The facts: Created by writer-artist Jon L. Blummer under the pseudonym Don Shelby, Gary Concord the Ultra-Man debuted in All-American Comics #8 (1939). In All-American Comics #9, the story continues with Gary Concord, Jr., who would appear until issue #19 (1940), after which he was pushed out by the growing stable of superheroes. 46 years later, he shows up in Who's Who to everyone's befuddlement.
How you could have heard of him: You might remember Legionnaires Annual #3, part of 1996's Legends of a Dead Earth, in which a time-traveling X-S meets a revamped Gary Concord who is inspired by the Legion to create his own super-team on planet Almeer-5. He's the one who speaks exclusively in clichés.
Example story: All-American Comics #11 (1940) by Jon L Blummer (as Don Shelby)
If Gary Concord has the look of a matinée serial character like Flash Gordon, the strip also has that feel. Unusually for the Golden Age, the Ultra-Man feature is a serial, ending most chapters with a cliffhanger, and picking the action up in the next issue. So let's catch ourselves up with Chapter 4's recap:
Hm. That MAY not be enough to go on. Still, let's forge ahead. Context will hopefully be our friend. Gary and Guppy (non-powered sidekicks must have humiliating names, it's the law) are dying from poison-bombs and Gary must make the foam cure before he loses the ability to speak anything remotely resembling sense.
While the 2 Gs are resting up, the fascist lingerie model Stella Tor blasts the door down with the studdly Scientist Z-X, LITERALLY a mustache-twirling villain..
...putting their poison's counter-agent in enemy hands, which means they can counter the counter, I guess. But you've got to love the accidental(?) innuendo - HOSE OFF THOSE MEN! - especially when spoken by a helmeted dominatrix. And if you like innuendo, THIS STORY KEEPS GOING!
Luckily for our sleeping beauties, Gary's one batch of foam is out of control and smothers all of Tor's men before they can batter down the next door. Stella escapes its soporific effects however and the boys take off after her in a "strato-rocket", hoping to overtake her in the "helio-shaft". The trip is rock'n'roll (excuse the anachronism), but G&G have handy hamster balls to protect them.
Yes, Guppy, YANK THAT KNOB (see what I mean?). Once they've yanked all the knobs that needed to be yanked, Stella's rocket is destroyed.
"Destroynamite", "Elasteel", "Boom"... where do they get those crazy words? When the duo turns on the "visa-phone", they immediately get a message from Stella's dad, Just Plain Tor, and he's so angry, it makes him run at the mouth!
His motivation: Insecurity because he was his class' "backward pupil". Well, at least he isn't an underachiever. Dare to dream, kids. You too can be a tyrant if you really apply yourself. Then you'll see, they'll all bow down! Or at least give you their lukewarm agreement. Gary's rocket is really just a big missile, and it's set to land in the middle of Tor's kingdom, splash dab into a lake. Good thing they've got those hamster balls!

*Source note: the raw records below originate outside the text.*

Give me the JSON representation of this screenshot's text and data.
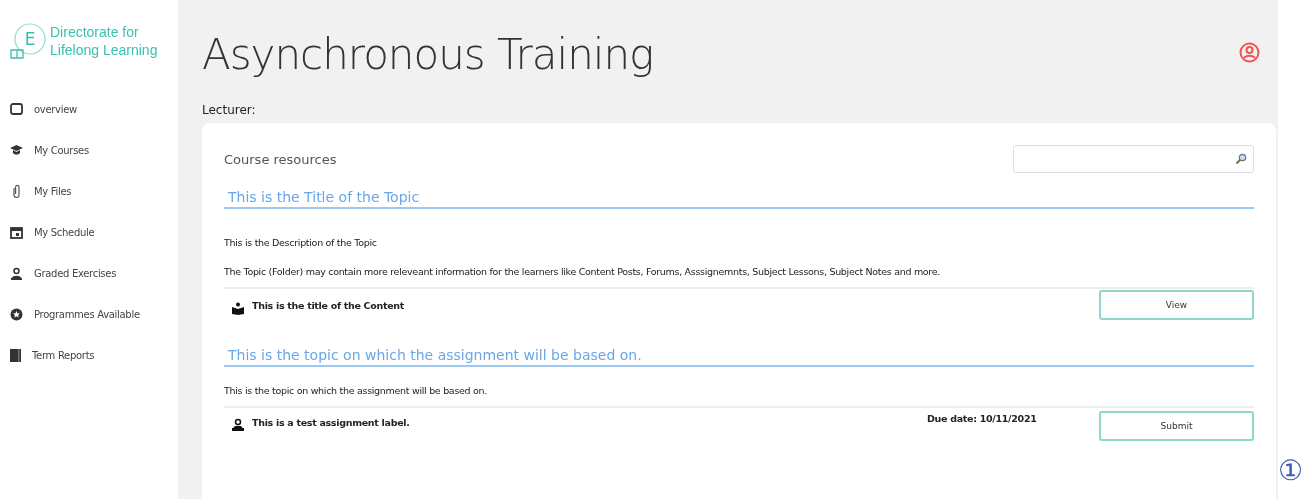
{
  "logo": {
    "letter": "E",
    "name_line1": "Directorate for",
    "name_line2": "Lifelong Learning"
  },
  "sidebar": {
    "items": [
      {
        "label": "overview"
      },
      {
        "label": "My Courses"
      },
      {
        "label": "My Files"
      },
      {
        "label": "My Schedule"
      },
      {
        "label": "Graded Exercises"
      },
      {
        "label": "Programmes Available"
      },
      {
        "label": "Term Reports"
      }
    ]
  },
  "page_title": "Asynchronous Training",
  "lecturer_label": "Lecturer:",
  "resources": {
    "heading": "Course resources",
    "topics": [
      {
        "title": "This is the Title of the Topic",
        "descriptions": [
          "This is the Description of the Topic",
          "The Topic (Folder) may contain more releveant information for the learners like Content Posts, Forums, Asssignemnts, Subject Lessons, Subject Notes and more."
        ],
        "items": [
          {
            "kind": "content",
            "label": "This is the title of the Content",
            "button": "View"
          }
        ]
      },
      {
        "title": "This is the topic on which the assignment will be based on.",
        "descriptions": [
          "This is the topic on which the assignment will be based on."
        ],
        "items": [
          {
            "kind": "assignment",
            "label": "This is a test assignment label.",
            "due": "Due date: 10/11/2021",
            "button": "Submit"
          }
        ]
      }
    ]
  },
  "annotation": "①"
}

Now that Tor's got the foam formula (I guess Stella uploaded it on their Dropbox or something), they can modify their poison so we'll never be able to cure it, mwah-ha-ha! But that's all next month, in another exciting installment of Gary Concord, Ullllltrraaaaaaa-Maaaaaaaaaaaannnnnn!!!
What do you mean this was never an official part of the DC Universe's future history?

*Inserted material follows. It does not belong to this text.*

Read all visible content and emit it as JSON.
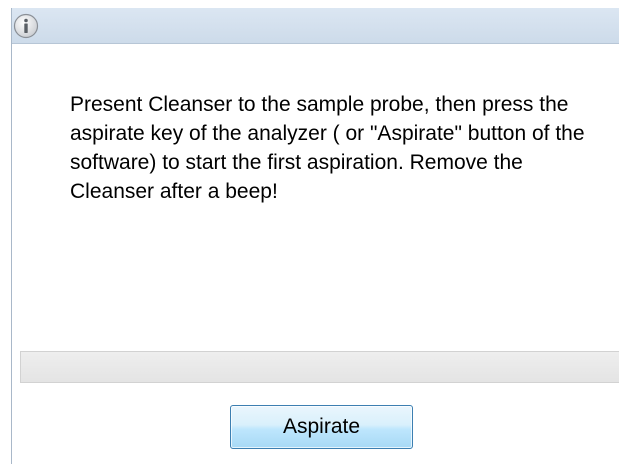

Who's Next? Should we do that JLA villain no one remembers, or should we jump to volume XXV?
The facts: Created by writer-artist Jon L. Blummer under the pseudonym Don Shelby, Gary Concord the Ultra-Man debuted in All-American Comics #8 (1939). In All-American Comics #9, the story continues with Gary Concord, Jr., who would appear until issue #19 (1940), after which he was pushed out by the growing stable of superheroes. 46 years later, he shows up in Who's Who to everyone's befuddlement.
How you could have heard of him: You might remember Legionnaires Annual #3, part of 1996's Legends of a Dead Earth, in which a time-traveling X-S meets a revamped Gary Concord who is inspired by the Legion to create his own super-team on planet Almeer-5. He's the one who speaks exclusively in clichés.
Example story: All-American Comics #11 (1940) by Jon L Blummer (as Don Shelby)
If Gary Concord has the look of a matinée serial character like Flash Gordon, the strip also has that feel. Unusually for the Golden Age, the Ultra-Man feature is a serial, ending most chapters with a cliffhanger, and picking the action up in the next issue. So let's catch ourselves up with Chapter 4's recap:
Hm. That MAY not be enough to go on. Still, let's forge ahead. Context will hopefully be our friend. Gary and Guppy (non-powered sidekicks must have humiliating names, it's the law) are dying from poison-bombs and Gary must make the foam cure before he loses the ability to speak anything remotely resembling sense.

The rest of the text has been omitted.